Reaching the source of the glow, they find the Master – a large amorphous grey blob. Laureline hits upon a plan – if they destroy the Pathways of Klaar, the Master will starve. Valérian begins firing but suddenly he breaks down on the ground – his mind has been attacked by the Master, presenting him with terrible images of war and destruction. Laureline takes up the gun but is also struck down, terrified by images of her body being torn to pieces by machinery. Similarly, Sül and the rest of the madmen are taken down one by one by the Master's superior mental powers. Laureline realises that problem is that they attacked one at a time. Gathering the others together, they hold hands and use their combined strength to overcome the Master's influence. Suddenly, the Master rips himself free and flees into the sky followed by the birds-of-madness and the mist.

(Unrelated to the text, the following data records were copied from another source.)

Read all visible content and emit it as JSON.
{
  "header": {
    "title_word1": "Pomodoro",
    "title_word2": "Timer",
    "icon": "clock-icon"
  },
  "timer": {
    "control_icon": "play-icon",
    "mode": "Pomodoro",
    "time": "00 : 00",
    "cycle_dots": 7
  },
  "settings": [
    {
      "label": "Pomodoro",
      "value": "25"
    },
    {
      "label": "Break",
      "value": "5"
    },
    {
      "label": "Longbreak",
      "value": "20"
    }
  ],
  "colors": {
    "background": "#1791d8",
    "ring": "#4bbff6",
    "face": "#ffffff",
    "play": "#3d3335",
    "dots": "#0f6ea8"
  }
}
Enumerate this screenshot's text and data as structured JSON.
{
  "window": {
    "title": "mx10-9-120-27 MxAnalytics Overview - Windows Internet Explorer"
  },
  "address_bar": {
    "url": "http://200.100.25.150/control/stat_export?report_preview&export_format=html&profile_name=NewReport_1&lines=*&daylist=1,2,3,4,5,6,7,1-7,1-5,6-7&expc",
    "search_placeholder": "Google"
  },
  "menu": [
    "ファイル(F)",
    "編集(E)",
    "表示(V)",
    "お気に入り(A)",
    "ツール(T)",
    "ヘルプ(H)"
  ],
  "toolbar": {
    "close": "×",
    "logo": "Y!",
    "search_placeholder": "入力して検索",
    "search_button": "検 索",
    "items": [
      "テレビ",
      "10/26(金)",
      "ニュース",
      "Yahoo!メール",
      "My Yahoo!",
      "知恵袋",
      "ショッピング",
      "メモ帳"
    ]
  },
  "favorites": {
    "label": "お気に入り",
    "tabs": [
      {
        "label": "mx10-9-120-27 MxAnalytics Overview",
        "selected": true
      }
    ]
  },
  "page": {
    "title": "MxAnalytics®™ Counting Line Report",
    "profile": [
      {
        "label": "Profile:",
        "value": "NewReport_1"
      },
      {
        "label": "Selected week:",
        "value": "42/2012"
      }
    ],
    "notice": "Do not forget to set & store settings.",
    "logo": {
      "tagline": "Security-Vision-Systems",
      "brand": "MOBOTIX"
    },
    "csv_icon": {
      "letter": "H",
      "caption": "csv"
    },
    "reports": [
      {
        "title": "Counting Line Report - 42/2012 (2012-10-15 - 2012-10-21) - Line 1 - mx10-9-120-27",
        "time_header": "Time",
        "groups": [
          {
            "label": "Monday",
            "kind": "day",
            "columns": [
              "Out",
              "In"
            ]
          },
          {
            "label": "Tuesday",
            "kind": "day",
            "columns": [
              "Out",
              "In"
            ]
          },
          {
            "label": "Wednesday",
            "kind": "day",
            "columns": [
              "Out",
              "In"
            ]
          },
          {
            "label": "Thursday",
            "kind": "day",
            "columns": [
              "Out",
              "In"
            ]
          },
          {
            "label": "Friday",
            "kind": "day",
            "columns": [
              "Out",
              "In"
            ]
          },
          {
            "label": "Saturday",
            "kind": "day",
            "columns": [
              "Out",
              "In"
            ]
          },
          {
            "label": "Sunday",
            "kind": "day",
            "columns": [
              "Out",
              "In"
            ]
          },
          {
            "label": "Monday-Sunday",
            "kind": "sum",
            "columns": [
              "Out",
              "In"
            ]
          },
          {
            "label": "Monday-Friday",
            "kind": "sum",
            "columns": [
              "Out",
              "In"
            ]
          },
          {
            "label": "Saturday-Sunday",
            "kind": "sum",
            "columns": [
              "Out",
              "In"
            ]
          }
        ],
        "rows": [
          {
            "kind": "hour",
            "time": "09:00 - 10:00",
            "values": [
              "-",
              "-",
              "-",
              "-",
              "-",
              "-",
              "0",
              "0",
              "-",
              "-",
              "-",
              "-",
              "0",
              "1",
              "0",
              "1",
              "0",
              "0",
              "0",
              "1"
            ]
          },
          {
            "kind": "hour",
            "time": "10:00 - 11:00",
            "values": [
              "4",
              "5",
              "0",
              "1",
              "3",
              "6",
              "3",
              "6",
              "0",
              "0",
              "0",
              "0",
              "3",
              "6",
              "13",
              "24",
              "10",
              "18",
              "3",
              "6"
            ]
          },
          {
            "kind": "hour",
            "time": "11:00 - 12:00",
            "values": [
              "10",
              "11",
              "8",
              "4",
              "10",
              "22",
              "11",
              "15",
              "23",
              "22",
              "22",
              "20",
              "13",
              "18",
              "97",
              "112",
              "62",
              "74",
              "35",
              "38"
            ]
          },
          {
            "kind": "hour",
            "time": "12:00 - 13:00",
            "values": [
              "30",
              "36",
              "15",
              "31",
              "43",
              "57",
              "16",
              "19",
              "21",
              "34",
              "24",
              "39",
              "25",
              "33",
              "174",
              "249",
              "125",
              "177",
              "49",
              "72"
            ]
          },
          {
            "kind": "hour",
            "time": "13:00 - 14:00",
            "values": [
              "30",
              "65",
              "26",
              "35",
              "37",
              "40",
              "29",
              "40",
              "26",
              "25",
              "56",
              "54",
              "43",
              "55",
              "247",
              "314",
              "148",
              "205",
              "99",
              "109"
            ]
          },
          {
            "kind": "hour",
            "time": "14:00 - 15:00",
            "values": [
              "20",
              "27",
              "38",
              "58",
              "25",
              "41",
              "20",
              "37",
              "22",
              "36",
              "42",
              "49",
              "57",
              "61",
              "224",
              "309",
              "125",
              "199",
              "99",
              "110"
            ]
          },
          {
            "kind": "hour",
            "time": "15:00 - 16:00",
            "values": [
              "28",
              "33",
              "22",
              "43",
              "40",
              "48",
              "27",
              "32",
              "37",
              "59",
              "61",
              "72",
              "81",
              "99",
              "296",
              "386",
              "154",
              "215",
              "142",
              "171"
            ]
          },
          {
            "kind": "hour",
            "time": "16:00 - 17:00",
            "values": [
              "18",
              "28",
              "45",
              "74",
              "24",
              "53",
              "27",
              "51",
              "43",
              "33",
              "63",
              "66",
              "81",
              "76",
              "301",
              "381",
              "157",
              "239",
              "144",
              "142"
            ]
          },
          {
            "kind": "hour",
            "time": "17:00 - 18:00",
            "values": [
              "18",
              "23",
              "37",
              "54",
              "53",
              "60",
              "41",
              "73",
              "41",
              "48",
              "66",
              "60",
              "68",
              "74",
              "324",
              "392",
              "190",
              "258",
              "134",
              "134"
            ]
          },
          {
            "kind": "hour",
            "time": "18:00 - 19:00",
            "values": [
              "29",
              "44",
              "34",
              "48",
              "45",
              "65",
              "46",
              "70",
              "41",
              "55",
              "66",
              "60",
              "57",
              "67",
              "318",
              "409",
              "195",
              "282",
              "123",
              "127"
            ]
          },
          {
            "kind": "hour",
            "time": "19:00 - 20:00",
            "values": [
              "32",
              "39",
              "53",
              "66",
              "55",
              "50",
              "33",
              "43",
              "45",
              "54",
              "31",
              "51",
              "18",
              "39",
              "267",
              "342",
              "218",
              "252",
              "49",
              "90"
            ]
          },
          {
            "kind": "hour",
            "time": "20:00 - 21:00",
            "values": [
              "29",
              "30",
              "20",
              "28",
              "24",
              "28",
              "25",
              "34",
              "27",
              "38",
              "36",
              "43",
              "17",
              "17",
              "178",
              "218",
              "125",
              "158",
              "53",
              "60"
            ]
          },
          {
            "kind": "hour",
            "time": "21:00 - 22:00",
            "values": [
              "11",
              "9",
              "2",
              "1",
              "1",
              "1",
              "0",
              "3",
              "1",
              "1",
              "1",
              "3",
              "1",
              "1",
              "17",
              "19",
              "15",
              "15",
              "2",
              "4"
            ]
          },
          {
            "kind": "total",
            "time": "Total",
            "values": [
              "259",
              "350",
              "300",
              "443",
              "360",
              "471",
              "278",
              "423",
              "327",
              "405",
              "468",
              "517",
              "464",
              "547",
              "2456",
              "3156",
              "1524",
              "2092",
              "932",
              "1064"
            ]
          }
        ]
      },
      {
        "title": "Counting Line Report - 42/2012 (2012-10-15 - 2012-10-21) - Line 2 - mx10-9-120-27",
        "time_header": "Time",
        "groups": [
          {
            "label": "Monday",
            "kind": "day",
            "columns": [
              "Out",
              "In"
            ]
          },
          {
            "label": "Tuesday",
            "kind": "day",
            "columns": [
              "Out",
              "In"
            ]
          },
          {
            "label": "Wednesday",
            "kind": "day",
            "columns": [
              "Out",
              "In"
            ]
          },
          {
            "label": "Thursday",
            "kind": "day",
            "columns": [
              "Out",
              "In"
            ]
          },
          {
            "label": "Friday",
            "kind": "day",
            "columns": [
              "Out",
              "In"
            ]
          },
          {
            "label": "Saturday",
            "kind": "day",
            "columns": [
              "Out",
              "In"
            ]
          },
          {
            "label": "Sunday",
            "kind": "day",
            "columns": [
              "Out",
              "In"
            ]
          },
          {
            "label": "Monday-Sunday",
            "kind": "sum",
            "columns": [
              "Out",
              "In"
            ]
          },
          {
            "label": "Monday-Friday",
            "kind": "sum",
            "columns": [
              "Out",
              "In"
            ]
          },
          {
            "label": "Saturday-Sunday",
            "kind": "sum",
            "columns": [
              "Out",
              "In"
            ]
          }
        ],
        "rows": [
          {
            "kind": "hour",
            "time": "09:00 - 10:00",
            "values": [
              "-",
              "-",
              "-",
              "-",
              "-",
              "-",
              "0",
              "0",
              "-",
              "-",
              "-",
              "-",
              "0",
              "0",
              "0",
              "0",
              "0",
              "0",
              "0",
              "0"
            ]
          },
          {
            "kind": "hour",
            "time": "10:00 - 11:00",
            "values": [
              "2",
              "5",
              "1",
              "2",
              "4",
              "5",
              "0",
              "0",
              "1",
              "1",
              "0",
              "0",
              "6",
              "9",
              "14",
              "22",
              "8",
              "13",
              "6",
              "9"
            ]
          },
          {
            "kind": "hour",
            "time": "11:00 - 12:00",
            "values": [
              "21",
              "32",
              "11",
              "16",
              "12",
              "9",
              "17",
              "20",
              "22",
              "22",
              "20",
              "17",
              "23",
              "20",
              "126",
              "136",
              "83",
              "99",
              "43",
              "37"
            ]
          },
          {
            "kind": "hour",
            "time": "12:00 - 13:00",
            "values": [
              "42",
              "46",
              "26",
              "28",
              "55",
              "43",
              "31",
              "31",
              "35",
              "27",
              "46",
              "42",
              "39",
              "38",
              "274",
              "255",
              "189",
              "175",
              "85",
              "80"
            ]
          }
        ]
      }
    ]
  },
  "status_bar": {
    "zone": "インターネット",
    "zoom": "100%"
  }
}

Realising they are free, the others consider settling in the Master's domain and living off the klaar. Valérian points out to them that it is not right to replace one dictator with another and they agree to return to the villages to free the others.

Later, a large group of people work to free Valérian's astroship from the marsh in the graveyard of spaceships. The astroship blasts off with just one passenger, Sül, the rest having decided to stay on the asteroid. They wonder where the Master has gone to, blissfully unaware that he has attached himself to hull of their ship...

Main characters
 Valérian, a spatio-temporal agent from Galaxity, future capital of Earth, in the 28th century
 Laureline, originally from France in the 11th century, now a spatio-temporal agent of Galaxity in the 28th century
 Sül, a young person from the planet Manadil in the Constellation of Cygnus
 The various unfortunates who have been driven insane by the Birds-Of-Madness:
 Two old people who constantly debate philosophy with each other
 Two rather grand ladies who believe they are on an interstellar cruise and want to complain to the captain about their poor treatment
 An old person who thinks he is a bird
 An old person who believes in taking things easy and not wearing out one's body
 A prospector from Aldebaran

Setting
The story is set on an unnamed asteroid wandering through space. The mysterious Master has set up home here at the bottom of an immense valley dotted with volcanoes and shrouded in a thick fog. He is fed by a series of wooden channels, called the Pathways of Klaar, along which his food, known as klaar, is poured. Wind turbines provide the power to drive the klarr along the channels to the Master. The klarr is prepared in a great city, hewn out of the rock, at the head of the valley, decorated all over with carved sculptures made in honour of the Master, that acts as a great kitchen. Nearby lies a great pit into which those driven insane by the Birds-Of-Madness are thrown to end their days. Outside the valley lie many villages engaged in agriculture or fishing where the ingredients that make up the klaar are cultivated, reared or hunted. The Master adds to his army of servants by luring passing spacecraft and brings them to ground in a marshy area, near a huge set of falls, that forms a vast graveyard of spaceships.